- Lower Brynamman Location within Neath Port Talbot
- Population: 1,330 (2011census)
- OS grid reference: SN706136
- Principal area: Neath Port Talbot;
- Preserved county: West Glamorgan;
- Country: Wales
- Sovereign state: United Kingdom
- Post town: PORT TALBOT
- Postcode district: SA18
- Dialling code: 01269
- Police: South Wales
- Fire: Mid and West Wales
- Ambulance: Welsh
- UK Parliament: Neath;
- Senedd Cymru – Welsh Parliament: Neath;
- Councillors: Arwyn Woolcock (Labour);

= Lower Brynamman =

Electoral ward of Neath Port Talbot, Wales

Lower Brynamman is an electoral ward of Neath Port Talbot county borough in Brynamman, Wales.

== Electoral ward ==
The electoral ward of Lower Brynamman forms part of the parish of Gwaun-Cae-Gurwen. The ward consists of some or all of the settlements of Gwaun-Cae-Gurwen, Lower Brynamman and Tairgwaith in the parliamentary constituency of Brecon, Radnor and Cwm Tawe. The ward has settlements to the far east; however, most of the ward is dominated by current and disused open cast mine workings. It is bounded by the wards of Quarter Bach of Carmarthenshire to the north, Cwmllynfell to the south east, and Gwaun-Cae-Gurwen to the south west.

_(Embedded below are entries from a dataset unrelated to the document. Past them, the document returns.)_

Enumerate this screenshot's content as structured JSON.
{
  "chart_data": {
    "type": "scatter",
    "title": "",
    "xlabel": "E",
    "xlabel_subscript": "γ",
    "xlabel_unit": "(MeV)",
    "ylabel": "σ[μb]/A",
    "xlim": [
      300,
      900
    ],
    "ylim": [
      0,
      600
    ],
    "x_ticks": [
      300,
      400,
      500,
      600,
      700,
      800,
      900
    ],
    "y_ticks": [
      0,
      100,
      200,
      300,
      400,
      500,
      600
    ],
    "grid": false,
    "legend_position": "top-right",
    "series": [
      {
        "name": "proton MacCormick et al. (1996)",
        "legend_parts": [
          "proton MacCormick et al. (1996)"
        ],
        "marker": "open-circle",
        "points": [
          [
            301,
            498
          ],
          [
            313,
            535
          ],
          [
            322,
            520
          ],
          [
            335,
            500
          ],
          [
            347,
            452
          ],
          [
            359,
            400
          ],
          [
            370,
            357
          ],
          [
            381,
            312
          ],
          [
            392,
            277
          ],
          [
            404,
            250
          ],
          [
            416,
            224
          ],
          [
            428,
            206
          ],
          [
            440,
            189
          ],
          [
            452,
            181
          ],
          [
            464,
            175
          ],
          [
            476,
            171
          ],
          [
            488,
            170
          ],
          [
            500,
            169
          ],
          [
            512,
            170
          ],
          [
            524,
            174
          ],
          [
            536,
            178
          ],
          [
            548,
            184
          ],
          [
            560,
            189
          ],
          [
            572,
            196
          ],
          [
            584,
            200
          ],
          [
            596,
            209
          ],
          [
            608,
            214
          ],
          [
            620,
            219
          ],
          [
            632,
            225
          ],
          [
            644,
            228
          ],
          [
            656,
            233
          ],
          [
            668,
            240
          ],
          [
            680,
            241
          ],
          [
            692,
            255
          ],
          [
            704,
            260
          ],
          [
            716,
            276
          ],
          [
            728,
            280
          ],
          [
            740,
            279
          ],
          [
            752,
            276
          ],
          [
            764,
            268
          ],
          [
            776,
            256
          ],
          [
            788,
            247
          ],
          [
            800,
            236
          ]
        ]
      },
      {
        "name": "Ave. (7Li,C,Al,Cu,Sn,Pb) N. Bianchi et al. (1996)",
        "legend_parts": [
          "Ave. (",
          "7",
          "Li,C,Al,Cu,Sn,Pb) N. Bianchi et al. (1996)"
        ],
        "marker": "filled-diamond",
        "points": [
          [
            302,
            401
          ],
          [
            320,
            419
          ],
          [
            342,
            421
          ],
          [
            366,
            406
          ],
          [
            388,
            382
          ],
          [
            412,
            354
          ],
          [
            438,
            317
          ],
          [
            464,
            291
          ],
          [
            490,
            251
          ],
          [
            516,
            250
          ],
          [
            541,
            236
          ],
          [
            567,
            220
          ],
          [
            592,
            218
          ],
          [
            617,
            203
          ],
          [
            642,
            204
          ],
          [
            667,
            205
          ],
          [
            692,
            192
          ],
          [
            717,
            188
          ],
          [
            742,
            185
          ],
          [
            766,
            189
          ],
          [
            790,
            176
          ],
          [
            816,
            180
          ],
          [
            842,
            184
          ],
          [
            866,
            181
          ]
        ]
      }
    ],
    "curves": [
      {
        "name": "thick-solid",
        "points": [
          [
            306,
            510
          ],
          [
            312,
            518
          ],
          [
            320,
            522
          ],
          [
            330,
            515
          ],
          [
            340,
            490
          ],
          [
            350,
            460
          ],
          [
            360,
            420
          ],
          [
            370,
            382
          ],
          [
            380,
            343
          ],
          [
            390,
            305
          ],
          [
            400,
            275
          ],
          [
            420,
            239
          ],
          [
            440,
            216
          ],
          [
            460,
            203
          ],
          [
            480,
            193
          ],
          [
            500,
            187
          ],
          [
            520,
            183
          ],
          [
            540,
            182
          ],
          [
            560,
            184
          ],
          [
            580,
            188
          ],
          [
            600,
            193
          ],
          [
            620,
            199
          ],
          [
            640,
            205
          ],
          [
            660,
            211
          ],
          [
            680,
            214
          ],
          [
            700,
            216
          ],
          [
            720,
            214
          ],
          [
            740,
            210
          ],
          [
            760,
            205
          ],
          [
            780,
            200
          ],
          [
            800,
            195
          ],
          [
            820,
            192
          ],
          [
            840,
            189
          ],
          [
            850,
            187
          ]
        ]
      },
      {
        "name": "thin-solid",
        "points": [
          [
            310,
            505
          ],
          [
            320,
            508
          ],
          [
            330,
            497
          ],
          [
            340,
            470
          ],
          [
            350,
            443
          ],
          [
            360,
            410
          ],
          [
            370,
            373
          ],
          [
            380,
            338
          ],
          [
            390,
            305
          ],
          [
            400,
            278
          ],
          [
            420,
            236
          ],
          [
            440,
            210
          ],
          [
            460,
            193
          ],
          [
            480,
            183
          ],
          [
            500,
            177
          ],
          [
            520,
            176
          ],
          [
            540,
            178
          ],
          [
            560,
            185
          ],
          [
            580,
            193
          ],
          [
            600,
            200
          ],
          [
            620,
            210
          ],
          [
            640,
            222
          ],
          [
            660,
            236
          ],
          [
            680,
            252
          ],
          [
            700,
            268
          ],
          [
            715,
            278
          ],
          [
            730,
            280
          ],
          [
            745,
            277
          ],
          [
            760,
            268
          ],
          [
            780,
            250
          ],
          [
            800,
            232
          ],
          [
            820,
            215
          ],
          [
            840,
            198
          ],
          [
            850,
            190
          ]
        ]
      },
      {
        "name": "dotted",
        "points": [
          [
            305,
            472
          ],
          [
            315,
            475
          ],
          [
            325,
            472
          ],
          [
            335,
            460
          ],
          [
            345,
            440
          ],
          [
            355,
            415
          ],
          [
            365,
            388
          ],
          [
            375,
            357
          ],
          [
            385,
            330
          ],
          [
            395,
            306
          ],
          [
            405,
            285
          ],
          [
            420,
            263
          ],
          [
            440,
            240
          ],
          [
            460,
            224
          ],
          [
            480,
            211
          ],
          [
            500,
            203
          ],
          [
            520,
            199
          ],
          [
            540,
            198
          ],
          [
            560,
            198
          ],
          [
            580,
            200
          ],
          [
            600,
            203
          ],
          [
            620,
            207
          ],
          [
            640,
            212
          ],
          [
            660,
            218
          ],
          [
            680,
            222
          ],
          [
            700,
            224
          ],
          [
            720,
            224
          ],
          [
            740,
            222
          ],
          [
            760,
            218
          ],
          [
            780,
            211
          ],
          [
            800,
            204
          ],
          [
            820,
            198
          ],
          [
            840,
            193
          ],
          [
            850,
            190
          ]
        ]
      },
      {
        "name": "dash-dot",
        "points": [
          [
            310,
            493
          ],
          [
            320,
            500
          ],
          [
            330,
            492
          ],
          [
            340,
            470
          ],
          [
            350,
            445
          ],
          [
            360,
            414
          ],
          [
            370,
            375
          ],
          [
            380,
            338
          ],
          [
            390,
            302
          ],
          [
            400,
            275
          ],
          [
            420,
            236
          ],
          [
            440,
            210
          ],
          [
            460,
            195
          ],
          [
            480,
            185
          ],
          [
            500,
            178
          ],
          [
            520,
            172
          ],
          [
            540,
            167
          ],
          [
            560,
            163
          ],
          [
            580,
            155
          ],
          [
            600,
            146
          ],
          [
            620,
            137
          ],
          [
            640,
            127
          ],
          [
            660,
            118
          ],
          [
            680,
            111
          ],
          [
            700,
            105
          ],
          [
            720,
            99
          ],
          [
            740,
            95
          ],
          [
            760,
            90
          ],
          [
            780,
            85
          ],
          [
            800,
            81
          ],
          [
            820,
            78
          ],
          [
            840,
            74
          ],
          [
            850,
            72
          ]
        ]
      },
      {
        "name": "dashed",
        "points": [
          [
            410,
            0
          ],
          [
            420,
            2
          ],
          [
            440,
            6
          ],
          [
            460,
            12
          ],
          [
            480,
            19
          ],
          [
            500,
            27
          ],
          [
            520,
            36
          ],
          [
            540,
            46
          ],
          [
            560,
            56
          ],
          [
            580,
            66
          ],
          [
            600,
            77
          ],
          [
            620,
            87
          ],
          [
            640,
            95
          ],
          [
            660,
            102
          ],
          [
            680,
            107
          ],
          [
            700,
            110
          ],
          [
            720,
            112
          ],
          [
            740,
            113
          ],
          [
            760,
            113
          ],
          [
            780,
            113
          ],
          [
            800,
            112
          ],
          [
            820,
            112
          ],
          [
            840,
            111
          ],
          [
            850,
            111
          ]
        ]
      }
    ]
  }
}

In the May 2017 Neath Port Talbot County Borough Council election, the results were:

| Candidate | Party | Votes | Status |
|---|---|---|---|
| Arwyn Woolcock | Labour | 439 | Labour hold |
| Robert Smith | Plaid Cymru | 93 |  |

In the 2012 local council elections, Arwyn Woolcock of the Labour Party was returned unopposed.